FIG. 3 is a configuration diagram showing an example of a single crystal growth apparatus used in the manufacturing method of the present invention.

[Explanation of symbols]

 Reference Signs List 1 seed crystal (SiC single crystal) 2 seed crystal fixing screw (made of graphite) 3 SiC powder raw material 4 graphite crucible 5 graphite crucible lid 6 double quartz tube 7 support rod 8 heat insulating material (graphite felt) 9 work coil Reference Signs List 10 Ar gas pipe 11 Mass flow controller for Ar gas 12 Vacuum exhaust device

 ──────────────────────────────────────────────────続 き Continued on the front page (72) Inventor Tatsuo Fujimoto 20-1 Shintomi, Futtsu City, Chiba Prefecture Nippon Steel Corporation Technology Development Division (72) Inventor Takashi Aigo 20-1 Shintomi, Futtsu City, Chiba Prefecture New Japan (72) Inventor Hirokatsu Yashiro 20-1 Shintomi, Futtsu-shi, Chiba F-term in the Technology Development Division of Nippon Steel Corporation (reference) 4G077 AA02 BE08 DA18 EG11 TF02

Claims (8)

[Claims] 1. A method for producing a silicon carbide single crystal ingot, comprising a step of growing a silicon carbide single crystal on a seed crystal by a sublimation recrystallization method, wherein the seed crystal rear surface and the crucible to which the seed crystal is mounted are provided.

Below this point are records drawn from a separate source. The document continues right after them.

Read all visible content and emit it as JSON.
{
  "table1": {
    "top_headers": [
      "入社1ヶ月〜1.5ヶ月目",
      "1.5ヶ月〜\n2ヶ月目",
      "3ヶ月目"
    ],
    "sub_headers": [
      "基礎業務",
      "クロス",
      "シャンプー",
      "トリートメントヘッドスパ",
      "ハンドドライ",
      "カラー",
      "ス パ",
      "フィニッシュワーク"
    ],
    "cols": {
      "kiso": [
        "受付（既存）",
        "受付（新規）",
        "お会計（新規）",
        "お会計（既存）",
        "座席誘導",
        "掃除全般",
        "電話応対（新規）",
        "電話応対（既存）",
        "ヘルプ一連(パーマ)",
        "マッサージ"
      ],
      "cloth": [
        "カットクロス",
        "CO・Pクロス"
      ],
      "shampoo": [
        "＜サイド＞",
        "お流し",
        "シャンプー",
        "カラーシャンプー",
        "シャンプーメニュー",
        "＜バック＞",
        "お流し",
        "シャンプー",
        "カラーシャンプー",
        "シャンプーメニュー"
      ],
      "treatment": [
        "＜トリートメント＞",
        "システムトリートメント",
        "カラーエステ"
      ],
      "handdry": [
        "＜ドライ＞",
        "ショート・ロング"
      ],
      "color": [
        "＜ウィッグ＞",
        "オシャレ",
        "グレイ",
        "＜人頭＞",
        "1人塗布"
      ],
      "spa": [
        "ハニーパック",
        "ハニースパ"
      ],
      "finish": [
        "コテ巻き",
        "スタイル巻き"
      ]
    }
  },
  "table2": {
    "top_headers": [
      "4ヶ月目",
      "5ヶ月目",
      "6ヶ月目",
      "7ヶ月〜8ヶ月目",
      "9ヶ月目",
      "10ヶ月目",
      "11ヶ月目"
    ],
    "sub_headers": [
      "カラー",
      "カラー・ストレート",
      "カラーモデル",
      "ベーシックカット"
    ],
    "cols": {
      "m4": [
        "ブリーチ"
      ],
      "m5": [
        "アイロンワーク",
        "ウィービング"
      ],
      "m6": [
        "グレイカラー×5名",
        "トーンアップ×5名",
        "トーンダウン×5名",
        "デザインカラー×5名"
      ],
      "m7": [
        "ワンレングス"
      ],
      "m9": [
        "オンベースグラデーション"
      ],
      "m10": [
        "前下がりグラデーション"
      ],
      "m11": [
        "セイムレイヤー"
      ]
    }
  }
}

A method for producing a silicon carbide single crystal ingot, comprising: flattening a surface of a lid portion; and attaching the seed crystal by physically bringing both surfaces into close contact with each other. 2. The method for producing a silicon carbide single crystal ingot according to claim 1, wherein an average roughness (Ra) of the back surface of the seed crystal and the surface of the crucible lid portion subjected to the flattening treatment is 5 μm or less. 3. The method for producing a silicon carbide single crystal ingot according to claim 2, wherein an average roughness (Ra) of the back surface of the seed crystal and the surface of the crucible lid portion subjected to the flattening treatment is 1 μm or less. 4. A method for mounting a seed crystal for growing a silicon carbide single crystal used in a sublimation recrystallization method on a surface of a crucible lid, wherein a back surface of the seed crystal and a surface of the crucible lid on which the seed crystal is mounted are mounted. A method for mounting a seed crystal for growing a silicon carbide single crystal, in which an average roughness (Ra) is 5 μm or less and a seed crystal is mounted by physically adhering the two. 5. The method for mounting a seed crystal for growing a silicon carbide single crystal according to claim 4, wherein the average roughness (Ra) of the back surface of the seed crystal and the surface of the crucible lid on which the seed crystal is mounted is 1 μm or less. . 6. A silicon carbide single crystal ingot obtained by the production method according to claim 1, wherein the diameter of the ingot is 50 mm or more. Crystal ingot. 7. A silicon carbide single crystal substrate obtained by cutting and polishing the silicon carbide single crystal ingot according to claim 6. 8. A silicon carbide single crystal epitaxial wafer formed by epitaxial growth on the silicon carbide single crystal substrate according to claim 7.